There is a philosophical debate within biology and ecology as to whether terraforming other worlds is an ethical endeavor. From the point of view of a cosmocentric ethic, this involves balancing the need for the preservation of human life against the intrinsic value of existing planetary ecologies.
On the pro-terraforming side of the argument, there are those like Robert Zubrin, Martyn J. Fogg, Richard L. S. Taylor and the late Carl Sagan who believe that it is humanity's moral obligation to make other worlds suitable for life, as a continuation of the history of life transforming the environments around it on Earth. They also point out that Earth would eventually be destroyed if nature takes its course, so that humanity faces a very long-term choice between terraforming other worlds or allowing all terrestrial life to become extinct. Terraforming totally barren planets, it is asserted, is not morally wrong as it does not affect any other life.
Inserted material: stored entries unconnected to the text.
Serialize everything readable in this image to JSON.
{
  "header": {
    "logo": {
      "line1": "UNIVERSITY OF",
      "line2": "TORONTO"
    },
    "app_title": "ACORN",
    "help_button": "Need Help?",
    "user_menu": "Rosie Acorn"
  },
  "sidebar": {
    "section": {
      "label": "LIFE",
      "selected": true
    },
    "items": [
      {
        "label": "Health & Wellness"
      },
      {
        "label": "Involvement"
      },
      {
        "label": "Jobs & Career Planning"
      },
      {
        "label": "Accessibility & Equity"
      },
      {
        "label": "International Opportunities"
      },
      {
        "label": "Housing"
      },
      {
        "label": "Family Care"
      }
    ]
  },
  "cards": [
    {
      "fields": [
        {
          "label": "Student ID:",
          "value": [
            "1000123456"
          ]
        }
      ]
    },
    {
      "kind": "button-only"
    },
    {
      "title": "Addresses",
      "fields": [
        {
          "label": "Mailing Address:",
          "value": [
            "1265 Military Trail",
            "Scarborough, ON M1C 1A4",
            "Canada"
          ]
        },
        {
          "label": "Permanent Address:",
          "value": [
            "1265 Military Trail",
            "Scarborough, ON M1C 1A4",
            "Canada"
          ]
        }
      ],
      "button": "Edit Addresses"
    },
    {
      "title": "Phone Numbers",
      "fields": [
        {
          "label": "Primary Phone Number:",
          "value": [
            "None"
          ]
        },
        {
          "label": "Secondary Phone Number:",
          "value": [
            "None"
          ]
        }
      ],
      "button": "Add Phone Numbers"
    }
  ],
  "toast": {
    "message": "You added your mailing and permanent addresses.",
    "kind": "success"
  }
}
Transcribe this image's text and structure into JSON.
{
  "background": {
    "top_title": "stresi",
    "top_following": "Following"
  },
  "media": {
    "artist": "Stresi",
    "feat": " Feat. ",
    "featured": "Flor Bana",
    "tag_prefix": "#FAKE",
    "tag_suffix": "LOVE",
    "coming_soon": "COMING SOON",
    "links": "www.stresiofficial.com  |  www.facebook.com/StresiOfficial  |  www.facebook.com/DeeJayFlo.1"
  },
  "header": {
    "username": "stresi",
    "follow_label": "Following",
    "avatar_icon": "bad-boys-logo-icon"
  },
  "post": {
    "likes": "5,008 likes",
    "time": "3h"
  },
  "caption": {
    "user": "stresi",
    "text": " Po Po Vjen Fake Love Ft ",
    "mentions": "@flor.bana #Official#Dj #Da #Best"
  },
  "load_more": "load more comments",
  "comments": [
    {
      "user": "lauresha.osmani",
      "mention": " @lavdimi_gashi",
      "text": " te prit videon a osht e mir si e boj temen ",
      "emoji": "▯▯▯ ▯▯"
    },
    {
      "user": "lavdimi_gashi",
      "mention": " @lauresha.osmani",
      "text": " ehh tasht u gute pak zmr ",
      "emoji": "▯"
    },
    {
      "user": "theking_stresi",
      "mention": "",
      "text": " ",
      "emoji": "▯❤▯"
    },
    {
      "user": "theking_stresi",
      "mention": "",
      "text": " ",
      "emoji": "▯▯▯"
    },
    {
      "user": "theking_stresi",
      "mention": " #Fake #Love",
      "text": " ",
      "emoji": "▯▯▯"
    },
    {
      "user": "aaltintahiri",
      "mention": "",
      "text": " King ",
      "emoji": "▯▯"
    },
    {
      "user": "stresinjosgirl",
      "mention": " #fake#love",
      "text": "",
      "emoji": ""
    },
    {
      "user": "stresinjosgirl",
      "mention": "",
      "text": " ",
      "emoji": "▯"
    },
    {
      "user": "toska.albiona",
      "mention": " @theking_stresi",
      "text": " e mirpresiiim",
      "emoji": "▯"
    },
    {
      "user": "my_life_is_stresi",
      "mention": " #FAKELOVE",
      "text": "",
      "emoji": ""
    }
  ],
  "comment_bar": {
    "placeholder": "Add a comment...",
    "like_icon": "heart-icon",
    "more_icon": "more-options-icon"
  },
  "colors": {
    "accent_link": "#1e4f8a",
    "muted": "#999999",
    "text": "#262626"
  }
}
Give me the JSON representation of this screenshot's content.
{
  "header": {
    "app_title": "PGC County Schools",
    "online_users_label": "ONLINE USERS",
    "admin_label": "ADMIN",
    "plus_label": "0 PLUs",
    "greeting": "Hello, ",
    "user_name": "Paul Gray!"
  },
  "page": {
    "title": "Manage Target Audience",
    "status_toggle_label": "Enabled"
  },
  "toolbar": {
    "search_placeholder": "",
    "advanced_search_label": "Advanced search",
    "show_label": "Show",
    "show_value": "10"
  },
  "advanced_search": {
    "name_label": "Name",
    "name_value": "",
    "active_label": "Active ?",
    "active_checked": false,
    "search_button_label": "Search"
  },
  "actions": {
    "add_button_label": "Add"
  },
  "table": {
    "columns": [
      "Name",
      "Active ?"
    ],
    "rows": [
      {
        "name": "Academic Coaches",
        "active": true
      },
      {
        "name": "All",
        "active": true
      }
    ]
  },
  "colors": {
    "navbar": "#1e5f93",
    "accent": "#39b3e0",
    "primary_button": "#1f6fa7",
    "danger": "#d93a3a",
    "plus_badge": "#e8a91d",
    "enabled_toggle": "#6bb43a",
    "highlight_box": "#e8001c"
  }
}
The opposing argument posits that terraforming would be an unethical interference in nature, and that given humanity's past treatment of Earth, other planets may be better off without human interference. Still others strike a middle ground, such as Christopher McKay, who argues that terraforming is ethically sound only once we have completely assured that an alien planet does not harbor life of its own; but that if it does, we should not try to reshape it to our own use, but we should engineer its environment to artificially nurture the alien life and help it thrive and co-evolve, or even co-exist with humans. Even this would be seen as a type of terraforming to the strictest of ecocentrists, who would say that all life has the right, in its home biosphere, to evolve without outside interference.
The initial cost of such projects as planetary terraforming would be gargantuan, and the infrastructure of such an enterprise would have to be built from scratch. Such technology is not yet developed, let alone financially feasible at the moment. John Hickman has pointed out that almost none of the current schemes for terraforming incorporate economic strategies, and most of their models and expectations seem highly optimistic.
National pride, rivalries between nations, and the politics of public relations have in the past been the primary motivations for shaping space projects. It is reasonable to assume that these factors would also be present in planetary terraforming efforts.
Terraforming is a common concept in science fiction, ranging from television, movies and novels to video games.